General classification after stage 5
#Rider Name (Country) TeamResult
1Rohan Dennis (Aus) BMC Racing Team18:29:41 
2Tom Dumoulin (Ned) Team Sunweb0:00:01 
3Simon Yates (GBr) Mitchelton-Scott0:00:17 
4Tim Wellens (Bel) Lotto Fix All0:00:19 
5Pello Bilbao (Spa) Astana Pro Team0:00:25 
6Maximilian Schachmann (Ger) Quick-Step Floors0:00:28 
7Domenico Pozzovivo (Ita) Bahrain-Merida  
8José Gonçalves (Por) Katusha-Alpecin0:00:32 
9Thibaut Pinot (Fra) Groupama-FDJ0:00:34 
10Patrick Konrad (Aut) Bora-Hansgrohe0:00:35



Wine: P Il Censo Bianco 2014
Orange wine alert!  100% Catarratto
From the importer:
Giampiero Bea, one of our dearest friends and collaborators, has an uncanny knack for finding and cultivating talent. As co-founder and president of ViniVeri—a well-respected consortium of winegrowers dedicated to producing wine as naturally as possible—he has introduced us to numerous growers whose ethos and aesthetics align with our own (Giovanna Morganti of Le Boncie and Paolo Vodopivec, to name a few). In the early 2000s, he helped the sisters of the Monastero Suore Cistercensi in Lazio refine and commercialize their distinctive wines, resulting in the much-beloved “Coenobium” and “Ruscum.” And, four years ago, he introduced us to Gaetano Gargano, a longtime client and friend who had recently begun rejuvenating his family’s old farm “Il Censo” in south-central Sicily.

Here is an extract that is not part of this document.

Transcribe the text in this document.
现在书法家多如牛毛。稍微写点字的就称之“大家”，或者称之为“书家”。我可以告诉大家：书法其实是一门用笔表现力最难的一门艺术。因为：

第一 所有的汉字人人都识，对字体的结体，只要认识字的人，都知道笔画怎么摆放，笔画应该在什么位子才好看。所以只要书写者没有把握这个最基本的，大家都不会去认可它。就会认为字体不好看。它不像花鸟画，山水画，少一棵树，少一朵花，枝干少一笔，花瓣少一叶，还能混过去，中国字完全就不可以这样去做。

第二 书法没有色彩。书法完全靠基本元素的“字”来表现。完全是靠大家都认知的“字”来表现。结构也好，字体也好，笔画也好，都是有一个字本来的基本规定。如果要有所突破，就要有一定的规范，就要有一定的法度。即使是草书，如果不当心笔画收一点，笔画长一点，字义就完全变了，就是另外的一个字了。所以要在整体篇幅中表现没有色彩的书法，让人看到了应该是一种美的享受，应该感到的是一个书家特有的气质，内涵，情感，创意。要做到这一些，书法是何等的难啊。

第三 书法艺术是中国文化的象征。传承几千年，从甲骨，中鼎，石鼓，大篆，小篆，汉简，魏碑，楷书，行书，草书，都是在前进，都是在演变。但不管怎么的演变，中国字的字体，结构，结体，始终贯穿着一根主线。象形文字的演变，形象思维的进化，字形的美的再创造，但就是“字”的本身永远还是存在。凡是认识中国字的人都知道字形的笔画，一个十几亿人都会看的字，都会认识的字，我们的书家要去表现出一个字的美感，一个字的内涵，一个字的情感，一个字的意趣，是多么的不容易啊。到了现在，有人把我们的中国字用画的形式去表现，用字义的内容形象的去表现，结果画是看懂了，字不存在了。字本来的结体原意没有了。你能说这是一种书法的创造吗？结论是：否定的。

With Giampiero’s assistance, Gaetano had revived some old plantings of Perricone and Malvasia Nera, and had planted new vines of Catarratto and Perricone, with a mind to producing low-intervention wines in the vein of those he loved from Bea and others. Needless to say, we were intrigued, and the results clearly proved riveting, as the first shipment sold out within a couple of months. . . .

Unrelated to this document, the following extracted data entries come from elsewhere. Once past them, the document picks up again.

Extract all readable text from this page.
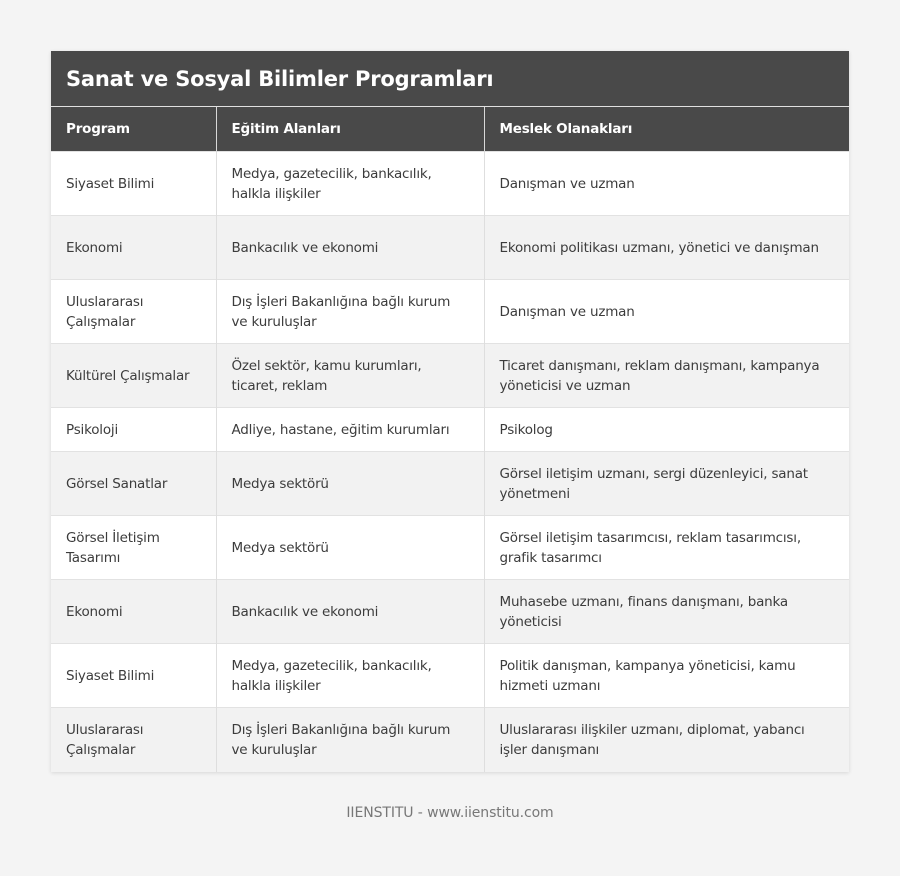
Sanat ve Sosyal Bilimler Programları
Program	Eğitim Alanları	Meslek Olanakları
Siyaset Bilimi	Medya, gazetecilik, bankacılık, halkla ilişkiler	Danışman ve uzman
Ekonomi	Bankacılık ve ekonomi	Ekonomi politikası uzmanı, yönetici ve danışman
Uluslararası Çalışmalar	Dış İşleri Bakanlığına bağlı kurum ve kuruluşlar	Danışman ve uzman
Kültürel Çalışmalar	Özel sektör, kamu kurumları, ticaret, reklam	Ticaret danışmanı, reklam danışmanı, kampanya yöneticisi ve uzman
Psikoloji	Adliye, hastane, eğitim kurumları	Psikolog
Görsel Sanatlar	Medya sektörü	Görsel iletişim uzmanı, sergi düzenleyici, sanat yönetmeni
Görsel İletişim Tasarımı	Medya sektörü	Görsel iletişim tasarımcısı, reklam tasarımcısı, grafik tasarımcı
Ekonomi	Bankacılık ve ekonomi	Muhasebe uzmanı, finans danışmanı, banka yöneticisi
Siyaset Bilimi	Medya, gazetecilik, bankacılık, halkla ilişkiler	Politik danışman, kampanya yöneticisi, kamu hizmeti uzmanı
Uluslararası Çalışmalar	Dış İşleri Bakanlığına bağlı kurum ve kuruluşlar	Uluslararası ilişkiler uzmanı, diplomat, yabancı işler danışmanı
IIENSTITU - www.iienstitu.com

Il Censo itself encompasses 65 hectares, but it is a polyculture of grapevines, olive trees (both new and 100-year-old plantings), wheat (a fascinating and robustly flavored ancient strain called Timilia), and pasture land for grazing animals. The vines themselves—only nine hectares worth—are planted on a volcanic outcropping at a formidable 600 meters above sea level. Gaetano farms everything organically, and the dramatic diurnal temperature shifts (up to 95 degrees in daytime and down to 50 degrees at night) during the growing season ensure wines of complexity and balance. Working in the vein of Bea, with extended skin maceration for the white wine and a laissez-faire trust in nature for the reds, Gaetano’s wines have a frankness and gutsy charm that is utterly beguiling. Much like the wines produced by the Cistercian sisters in Lazio, the Il Censo offerings are wines of joy, completely lacking in polish, pretense, or fussiness, bursting with life and speaking a homespun dialect all their own. As one would expect, they are never yeasted, never temperature-stabilized, never fined, never filtered, and only barely sulfured—the final products containing between 30 and 40 milligrams per liter of free sulfur dioxide.

I say: Yum. My first orange wine in a while and this one is pretty great. Apricot, herbs, orange peel and some saltiness. 


Food:I admit it. I'm slightly obsessed with this pistachio spread. Sweet and buttery, it was meant to use in between the layers of a cake. Instead, I ate it, over the course of a week, spoonful by spoonful from the jar.